The second is the democratisation and decentralisation of development. There should be as many development models and choices as the different cultures of the world see fit. The concept of biodiversity should apply to development diversity. Economic growth and technological progress should follow cultural relativity. Linguistic and cultural diversity should be as necessary for sustainable development as the genetic biodiversity of the world species. Material greed should be condemned and made into taboo. We must educate ourselves into responsible global citizens.

The third is to establish and enforce democratic global governance to ensure that global companies serve the global needs. This means dismantling the terrible three of the WTO, the World Bank and the IMF and replacing them with more representative and more democratic global economic institutions, if it is necessary at all to have such monstrous giants that may run out of control. Green, Tobin, air flight and other transport taxes should be introduced and enforced. Vital global issues like the environment, nuclear weapons and unnecessary militarism should be monitored and controlled by a representative global body.
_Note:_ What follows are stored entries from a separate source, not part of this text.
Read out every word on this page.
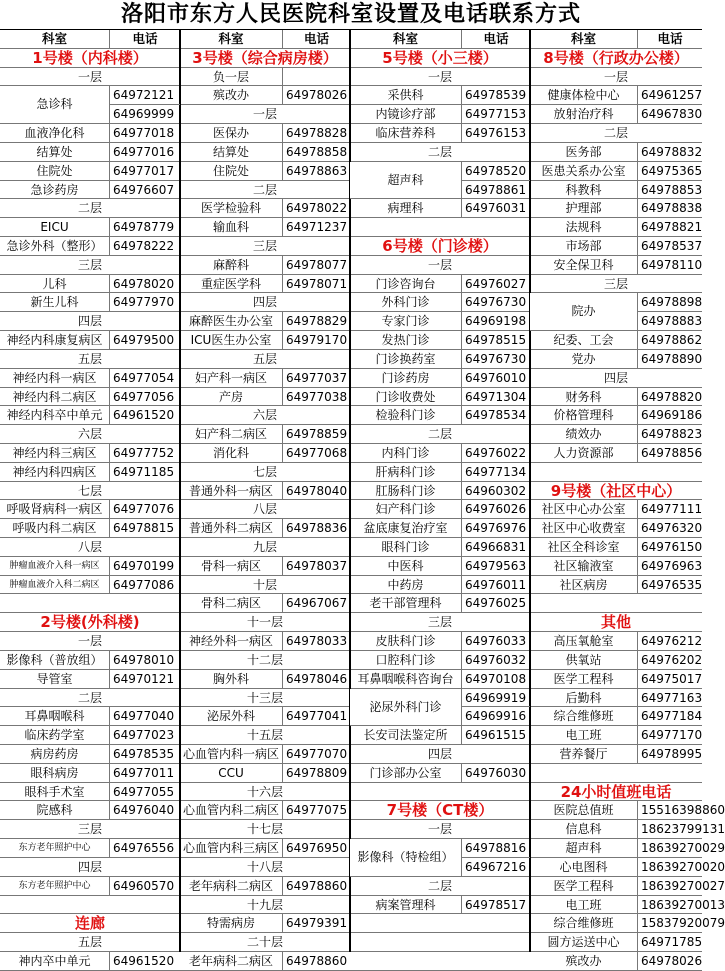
洛阳市东方人民医院科室设置及电话联系方式
科室	电话
1号楼（内科楼）
一层
急诊科
64972121
64969999
血液净化科	64977018
结算处	64977016
住院处	64977017
急诊药房	64976607
二层
EICU	64978779
急诊外科（整形） 64978222
三层
儿科	64978020
新生儿科	64977970
四层
神经内科康复病区 64979500
五层
神经内科一病区	64977054
神经内科二病区	64977056
神经内科卒中单元 64961520
六层
神经内科三病区	64977752
神经内科四病区	64971185
七层
呼吸肾病科一病区 64977076
呼吸内科二病区	64978815
八层
肿瘤血液介入科一病区	64970199
肿瘤血液介入科二病区	64977086
2号楼(外科楼)
一层
影像科（普放组） 64978010
导管室	64970121
二层
耳鼻咽喉科	64977040
临床药学室	64977023
病房药房	64978535
眼科病房	64977011
眼科手术室	64977055
院感科	64976040
三层
东方老年照护中心	64976556
四层
东方老年照护中心	64960570
连廊
五层
神内卒中单元	64961520
科室	电话
3号楼（综合病房楼）
负一层
殡改办	64978026
一层
医保办	64978828
结算处	64978858
住院处	64978863
二层
医学检验科	64978022
输血科	64971237
三层
麻醉科	64978077
重症医学科	64978071
四层
麻醉医生办公室	64978829
ICU医生办公室	64979170
五层
妇产科一病区	64977037
产房	64977038
六层
妇产科二病区	64978859
消化科	64977068
七层
普通外科一病区	64978040
八层
普通外科二病区	64978836
九层
骨科一病区	64978037
十层
骨科二病区	64967067
十一层
神经外科一病区	64978033
十二层
胸外科	64978046
十三层
泌尿外科	64977041
十五层
心血管内科一病区 64977070
CCU	64978809
十六层
心血管内科二病区 64977075
十七层
心血管内科三病区 64976950
十八层
老年病科二病区	64978860
十九层
特需病房	64979391
二十层
老年病科二病区	64978860
科室	电话
5号楼（小三楼）
一层
采供科	64978539
内镜诊疗部	64977153
临床营养科	64976153
二层
超声科
64978520
64978861
病理科	64976031
6号楼（门诊楼）
一层
门诊咨询台	64976027
外科门诊	64976730
专家门诊	64969198
发热门诊	64978515
门诊换药室	64976730
门诊药房	64976010
门诊收费处	64971304
检验科门诊	64978534
二层
内科门诊	64976022
肝病科门诊	64977134
肛肠科门诊	64960302
妇产科门诊	64976026
盆底康复治疗室	64976976
眼科门诊	64966831
中医科	64979563
中药房	64976011
老干部管理科	64976025
三层
皮肤科门诊	64976033
口腔科门诊	64976032
耳鼻咽喉科咨询台 64970108
泌尿外科门诊
64969919
64969916
长安司法鉴定所	64961515
四层
门诊部办公室	64976030
7号楼（CT楼）
一层
影像科（特检组）
64978816
64967216
二层
病案管理科	64978517
科室	电话
8号楼（行政办公楼）
一层
健康体检中心	64961257
放射治疗科	64967830
二层
医务部	64978832
医患关系办公室	64975365
科教科	64978853
护理部	64978838
法规科	64978821
市场部	64978537
安全保卫科	64978110
三层
院办
64978898
64978883
纪委、工会	64978862
党办	64978890
四层
财务科	64978820
价格管理科	64969186
绩效办	64978823
人力资源部	64978856
9号楼（社区中心）
社区中心办公室	64977111
社区中心收费室	64976320
社区全科诊室	64976150
社区输液室	64976963
社区病房	64976535
其他
高压氧舱室	64976212
供氧站	64976202
医学工程科	64975017
后勤科	64977163
综合维修班	64977184
电工班	64977170
营养餐厅	64978995
24小时值班电话
医院总值班	15516398860
信息科	18623799131
超声科	18639270029
心电图科	18639270020
医学工程科	18639270027
电工班	18639270013
综合维修班	15837920079
圆方运送中心	64971785
殡改办	64978026
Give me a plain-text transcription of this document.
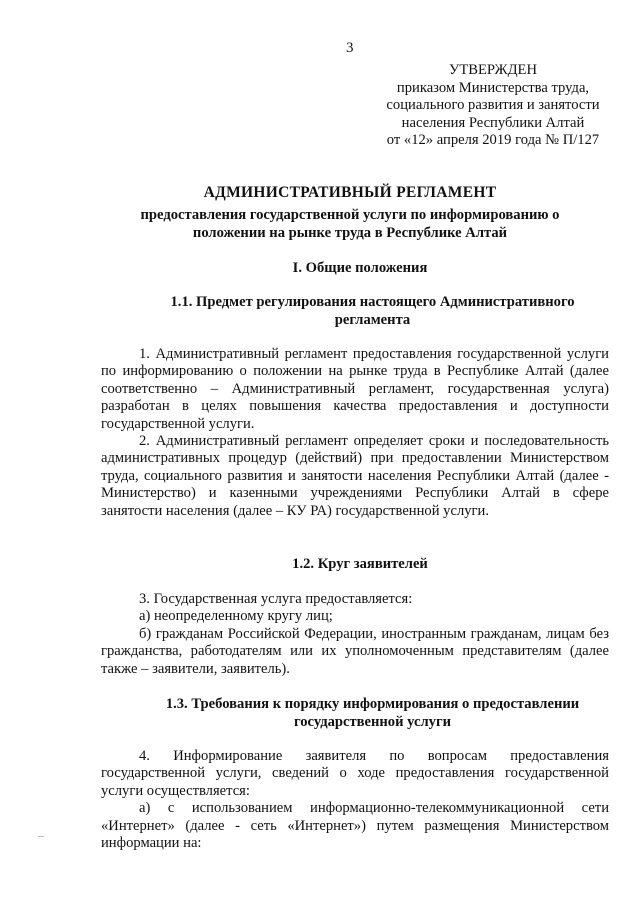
3
УТВЕРЖДЕН
приказом Министерства труда,
социального развития и занятости
населения Республики Алтай
от «12» апреля 2019 года № П/127
АДМИНИСТРАТИВНЫЙ РЕГЛАМЕНТ
предоставления государственной услуги по информированию о положении на рынке труда в Республике Алтай
I. Общие положения
1.1. Предмет регулирования настоящего Административного регламента

1. Административный регламент предоставления государственной услуги по информированию о положении на рынке труда в Республике Алтай (далее соответственно – Административный регламент, государственная услуга) разработан в целях повышения качества предоставления и доступности государственной услуги.

2. Административный регламент определяет сроки и последовательность административных процедур (действий) при предоставлении Министерством труда, социального развития и занятости населения Республики Алтай (далее - Министерство) и казенными учреждениями Республики Алтай в сфере занятости населения (далее – КУ РА) государственной услуги.

1.2. Круг заявителей

3. Государственная услуга предоставляется:

а) неопределенному кругу лиц;

б) гражданам Российской Федерации, иностранным гражданам, лицам без гражданства, работодателям или их уполномоченным представителям (далее также – заявители, заявитель).

1.3. Требования к порядку информирования о предоставлении государственной услуги

4. Информирование заявителя по вопросам предоставления государственной услуги, сведений о ходе предоставления государственной услуги осуществляется:

а) с использованием информационно-телекоммуникационной сети «Интернет» (далее - сеть «Интернет») путем размещения Министерством информации на:
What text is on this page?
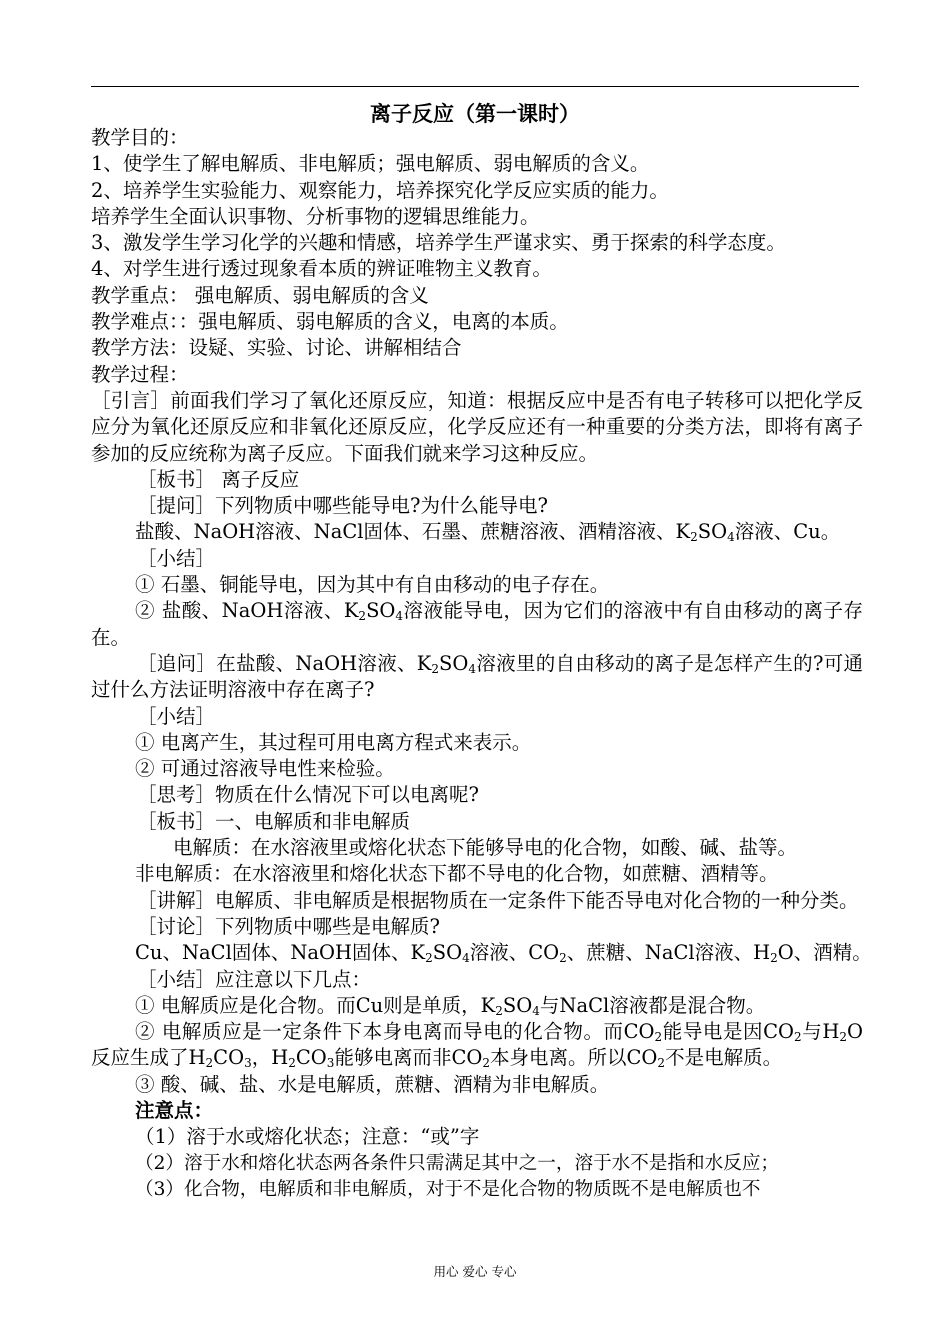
离子反应（第一课时）
教学目的：
1、使学生了解电解质、非电解质；强电解质、弱电解质的含义。
2、培养学生实验能力、观察能力，培养探究化学反应实质的能力。
培养学生全面认识事物、分析事物的逻辑思维能力。
3、激发学生学习化学的兴趣和情感，培养学生严谨求实、勇于探索的科学态度。
4、对学生进行透过现象看本质的辨证唯物主义教育。
教学重点： 强电解质、弱电解质的含义
教学难点：：强电解质、弱电解质的含义，电离的本质。
教学方法：设疑、实验、讨论、讲解相结合
教学过程：
［引言］前面我们学习了氧化还原反应，知道：根据反应中是否有电子转移可以把化学反应分为氧化还原反应和非氧化还原反应，化学反应还有一种重要的分类方法，即将有离子参加的反应统称为离子反应。下面我们就来学习这种反应。
［板书］ 离子反应
［提问］下列物质中哪些能导电?为什么能导电?
盐酸、NaOH溶液、NaCl固体、石墨、蔗糖溶液、酒精溶液、$K_2SO_4$溶液、Cu。
［小结］
① 石墨、铜能导电，因为其中有自由移动的电子存在。
② 盐酸、NaOH溶液、$K_2SO_4$溶液能导电，因为它们的溶液中有自由移动的离子存在。
［追问］在盐酸、NaOH溶液、$K_2SO_4$溶液里的自由移动的离子是怎样产生的?可通过什么方法证明溶液中存在离子?
［小结］
① 电离产生，其过程可用电离方程式来表示。
② 可通过溶液导电性来检验。
［思考］物质在什么情况下可以电离呢?
［板书］一、电解质和非电解质
电解质：在水溶液里或熔化状态下能够导电的化合物，如酸、碱、盐等。
非电解质：在水溶液里和熔化状态下都不导电的化合物，如蔗糖、酒精等。
［讲解］电解质、非电解质是根据物质在一定条件下能否导电对化合物的一种分类。
［讨论］下列物质中哪些是电解质?
Cu、NaCl固体、NaOH固体、$K_2SO_4$溶液、$CO_2$、蔗糖、NaCl溶液、$H_2O$、酒精。
［小结］应注意以下几点：
① 电解质应是化合物。而Cu则是单质，$K_2SO_4$与NaCl溶液都是混合物。
② 电解质应是一定条件下本身电离而导电的化合物。而$CO_2$能导电是因$CO_2$与$H_2O$反应生成了$H_2CO_3$，$H_2CO_3$能够电离而非$CO_2$本身电离。所以$CO_2$不是电解质。
③ 酸、碱、盐、水是电解质，蔗糖、酒精为非电解质。
注意点：
（1）溶于水或熔化状态；注意：“或”字
（2）溶于水和熔化状态两各条件只需满足其中之一，溶于水不是指和水反应；
（3）化合物，电解质和非电解质，对于不是化合物的物质既不是电解质也不
用心 爱心 专心
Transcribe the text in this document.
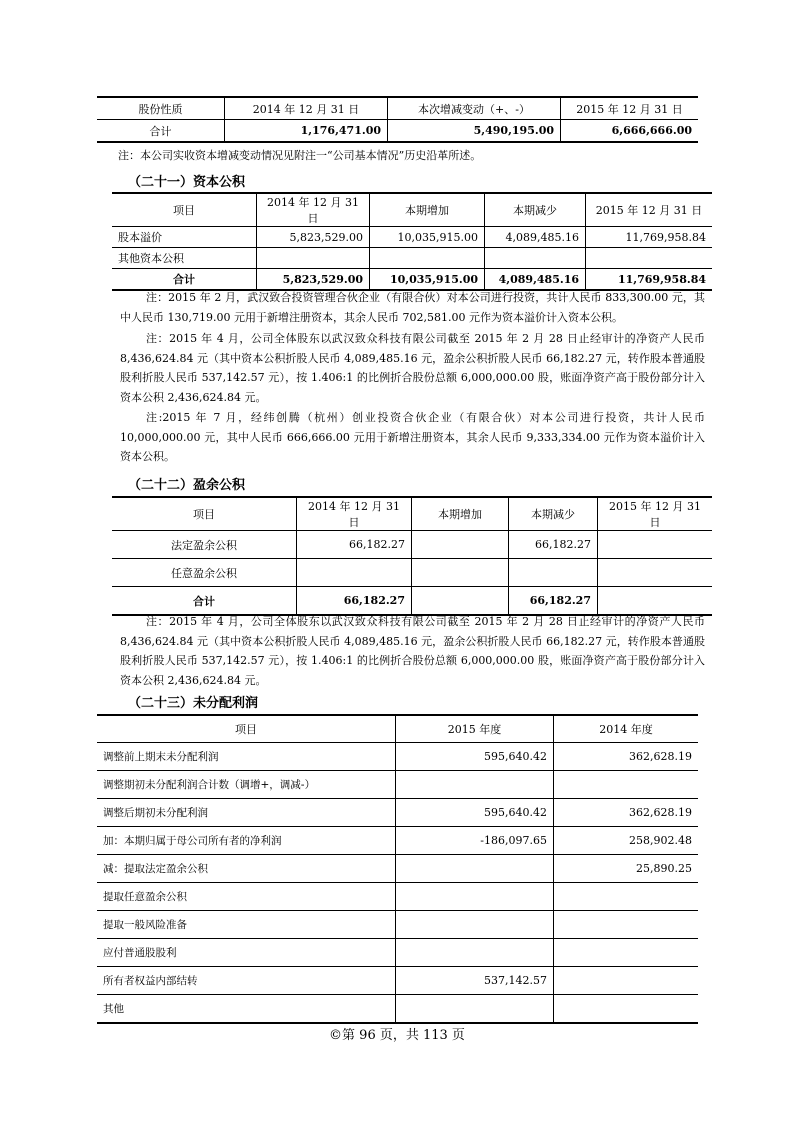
股份性质	2014 年 12 月 31 日	本次增减变动（+、-）	2015 年 12 月 31 日
合计	1,176,471.00	5,490,195.00	6,666,666.00
注：本公司实收资本增减变动情况见附注一“公司基本情况”历史沿革所述。
（二十一）资本公积
项目	2014 年 12 月 31 日	本期增加	本期减少	2015 年 12 月 31 日
股本溢价	5,823,529.00	10,035,915.00	4,089,485.16	11,769,958.84
其他资本公积				
合计	5,823,529.00	10,035,915.00	4,089,485.16	11,769,958.84
注：2015 年 2 月，武汉致合投资管理合伙企业（有限合伙）对本公司进行投资，共计人民币 833,300.00 元，其中人民币 130,719.00 元用于新增注册资本，其余人民币 702,581.00 元作为资本溢价计入资本公积。
注：2015 年 4 月，公司全体股东以武汉致众科技有限公司截至 2015 年 2 月 28 日止经审计的净资产人民币 8,436,624.84 元（其中资本公积折股人民币 4,089,485.16 元，盈余公积折股人民币 66,182.27 元，转作股本普通股股利折股人民币 537,142.57 元），按 1.406:1 的比例折合股份总额 6,000,000.00 股，账面净资产高于股份部分计入资本公积 2,436,624.84 元。
注:2015 年 7 月，经纬创腾（杭州）创业投资合伙企业（有限合伙）对本公司进行投资，共计人民币 10,000,000.00 元，其中人民币 666,666.00 元用于新增注册资本，其余人民币 9,333,334.00 元作为资本溢价计入资本公积。
（二十二）盈余公积
项目	2014 年 12 月 31 日	本期增加	本期减少	2015 年 12 月 31 日
法定盈余公积	66,182.27		66,182.27	
任意盈余公积				
合计	66,182.27		66,182.27	
注：2015 年 4 月，公司全体股东以武汉致众科技有限公司截至 2015 年 2 月 28 日止经审计的净资产人民币 8,436,624.84 元（其中资本公积折股人民币 4,089,485.16 元，盈余公积折股人民币 66,182.27 元，转作股本普通股股利折股人民币 537,142.57 元），按 1.406:1 的比例折合股份总额 6,000,000.00 股，账面净资产高于股份部分计入资本公积 2,436,624.84 元。
（二十三）未分配利润
项目	2015 年度	2014 年度
调整前上期末未分配利润	595,640.42	362,628.19
调整期初未分配利润合计数（调增+，调减-）		
调整后期初未分配利润	595,640.42	362,628.19
加：本期归属于母公司所有者的净利润	-186,097.65	258,902.48
减：提取法定盈余公积		25,890.25
提取任意盈余公积		
提取一般风险准备		
应付普通股股利		
所有者权益内部结转	537,142.57	
其他		
©第 96 页，共 113 页
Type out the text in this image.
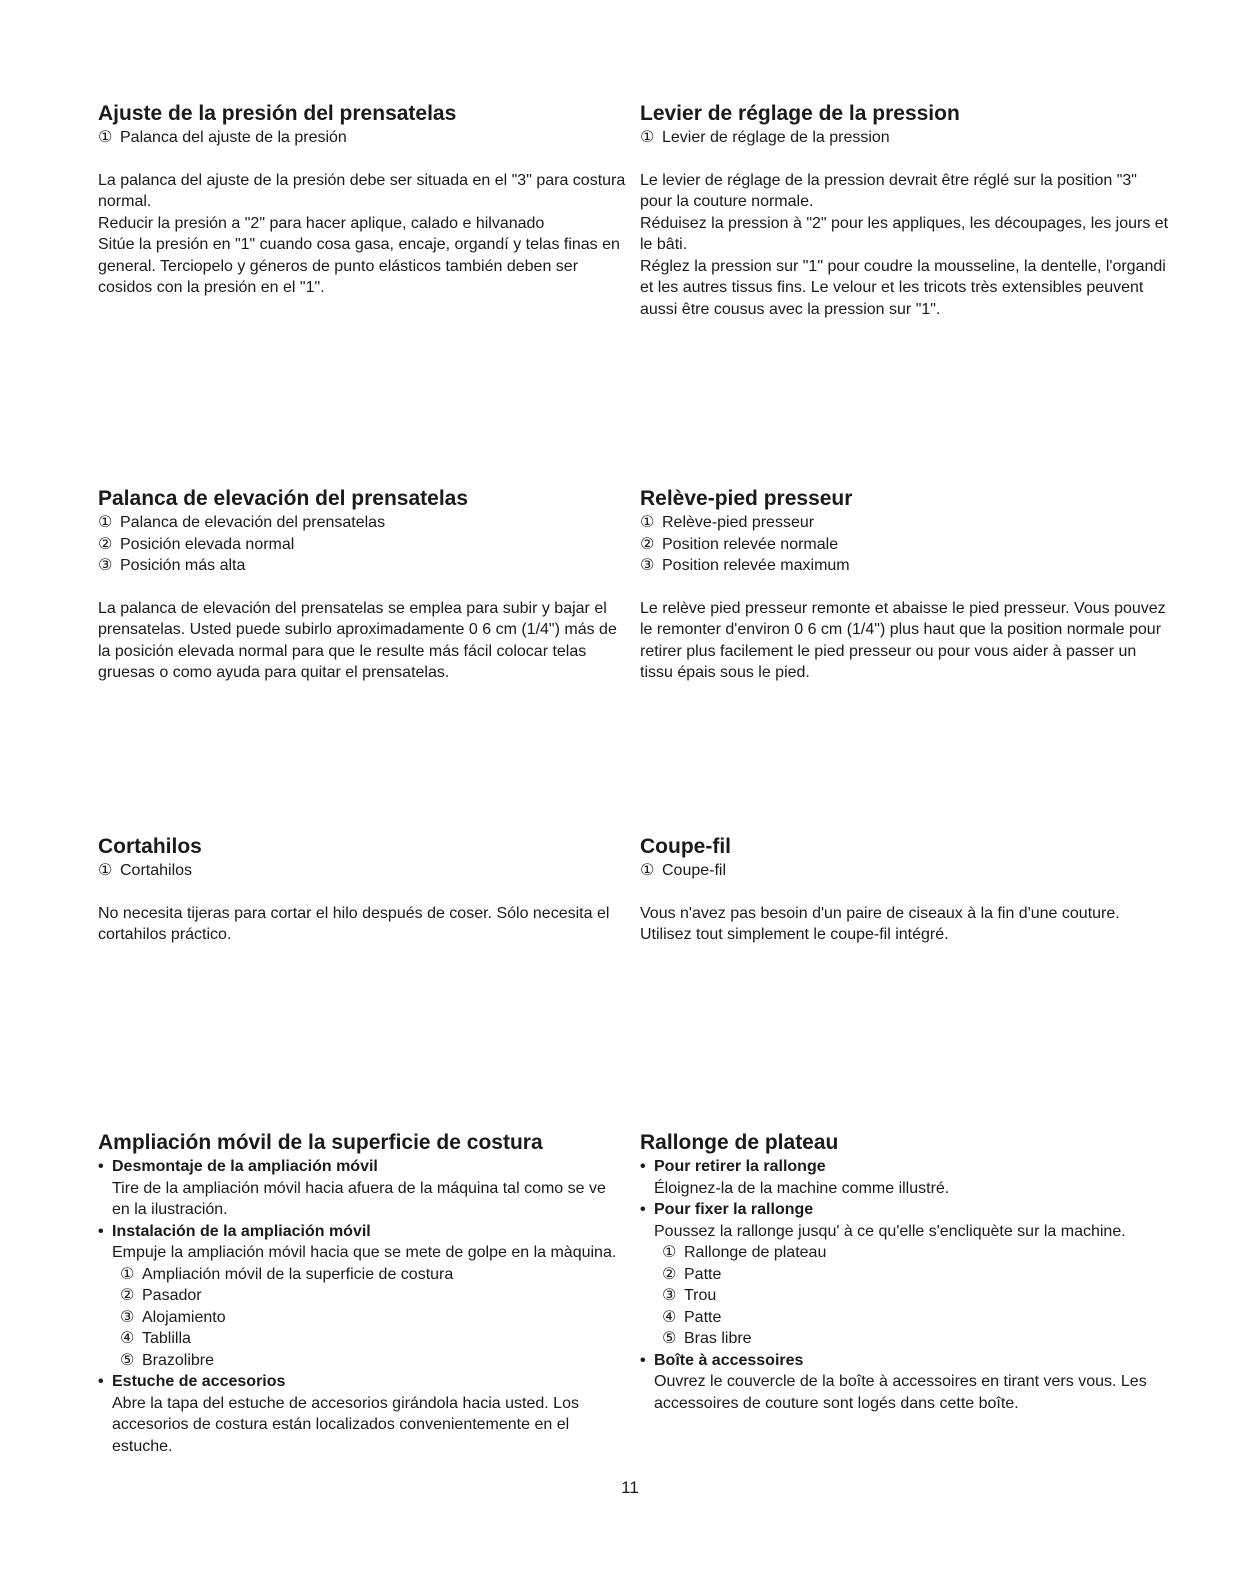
Ajuste de la presión del prensatelas
① Palanca del ajuste de la presión

La palanca del ajuste de la presión debe ser situada en el "3" para costura normal.

Reducir la presión a "2" para hacer aplique, calado e hilvanado

Sitúe la presión en "1" cuando cosa gasa, encaje, organdí y telas finas en general. Terciopelo y géneros de punto elásticos también deben ser cosidos con la presión en el "1".

Levier de réglage de la pression
① Levier de réglage de la pression

Le levier de réglage de la pression devrait être réglé sur la position "3" pour la couture normale.

Réduisez la pression à "2" pour les appliques, les découpages, les jours et le bâti.

Réglez la pression sur "1" pour coudre la mousseline, la dentelle, l'organdi et les autres tissus fins. Le velour et les tricots très extensibles peuvent aussi être cousus avec la pression sur "1".

Palanca de elevación del prensatelas
① Palanca de elevación del prensatelas
② Posición elevada normal
③ Posición más alta

La palanca de elevación del prensatelas se emplea para subir y bajar el prensatelas. Usted puede subirlo aproximadamente 0 6 cm (1/4") más de la posición elevada normal para que le resulte más fácil colocar telas gruesas o como ayuda para quitar el prensatelas.

Relève-pied presseur
① Relève-pied presseur
② Position relevée normale
③ Position relevée maximum

Le relève pied presseur remonte et abaisse le pied presseur. Vous pouvez le remonter d'environ 0 6 cm (1/4") plus haut que la position normale pour retirer plus facilement le pied presseur ou pour vous aider à passer un tissu épais sous le pied.

Cortahilos
① Cortahilos

No necesita tijeras para cortar el hilo después de coser. Sólo necesita el cortahilos práctico.

Coupe-fil
① Coupe-fil

Vous n'avez pas besoin d'un paire de ciseaux à la fin d'une couture. Utilisez tout simplement le coupe-fil intégré.

Ampliación móvil de la superficie de costura
• Desmontaje de la ampliación móvil
Tire de la ampliación móvil hacia afuera de la máquina tal como se ve en la ilustración.
• Instalación de la ampliación móvil
Empuje la ampliación móvil hacia que se mete de golpe en la màquina.
① Ampliación móvil de la superficie de costura
② Pasador
③ Alojamiento
④ Tablilla
⑤ Brazolibre
• Estuche de accesorios
Abre la tapa del estuche de accesorios girándola hacia usted. Los accesorios de costura están localizados convenientemente en el estuche.
Rallonge de plateau
• Pour retirer la rallonge
Éloignez-la de la machine comme illustré.
• Pour fixer la rallonge
Poussez la rallonge jusqu' à ce qu'elle s'encliquète sur la machine.
① Rallonge de plateau
② Patte
③ Trou
④ Patte
⑤ Bras libre
• Boîte à accessoires
Ouvrez le couvercle de la boîte à accessoires en tirant vers vous. Les accessoires de couture sont logés dans cette boîte.
11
The fourth, the concepts of environment crime, terrorism and genocide should be introduced and enforced by a truly democratic Environmental Security Council.

The fifth, the concept of international economic and trade terrorism should be introduced and enforced by the new International Criminal Court. Deadly weapon and land mine overproduction and export should be incorporated into the notion of war rime.

The sixth, basic livelihood such as water, sanitation, land, energy, health care, housing, local environment, knowledge and culture should not be up for privatisation and for making money. These basic livelihoods should be controlled and managed locally.

Finally, production and consumption should be relinked. Like the Kyoto Protocols that limit the amount of CO2 pollution for each country in proportion to its population, there should be a limit to the amount of material production by each country, especially as the overproduction does not reduce hunger around the world. For example it is both weird and wasteful that a small country like Denmark with 5 million inhabitants produces so much food that it can feed 25 million people. There should be a progressive taxation on the overproduction above what each country needs. The income from these taxes can be saved and invested into a global fund for global environment and human security, emergencies, war prevention, peace keeping and restoration.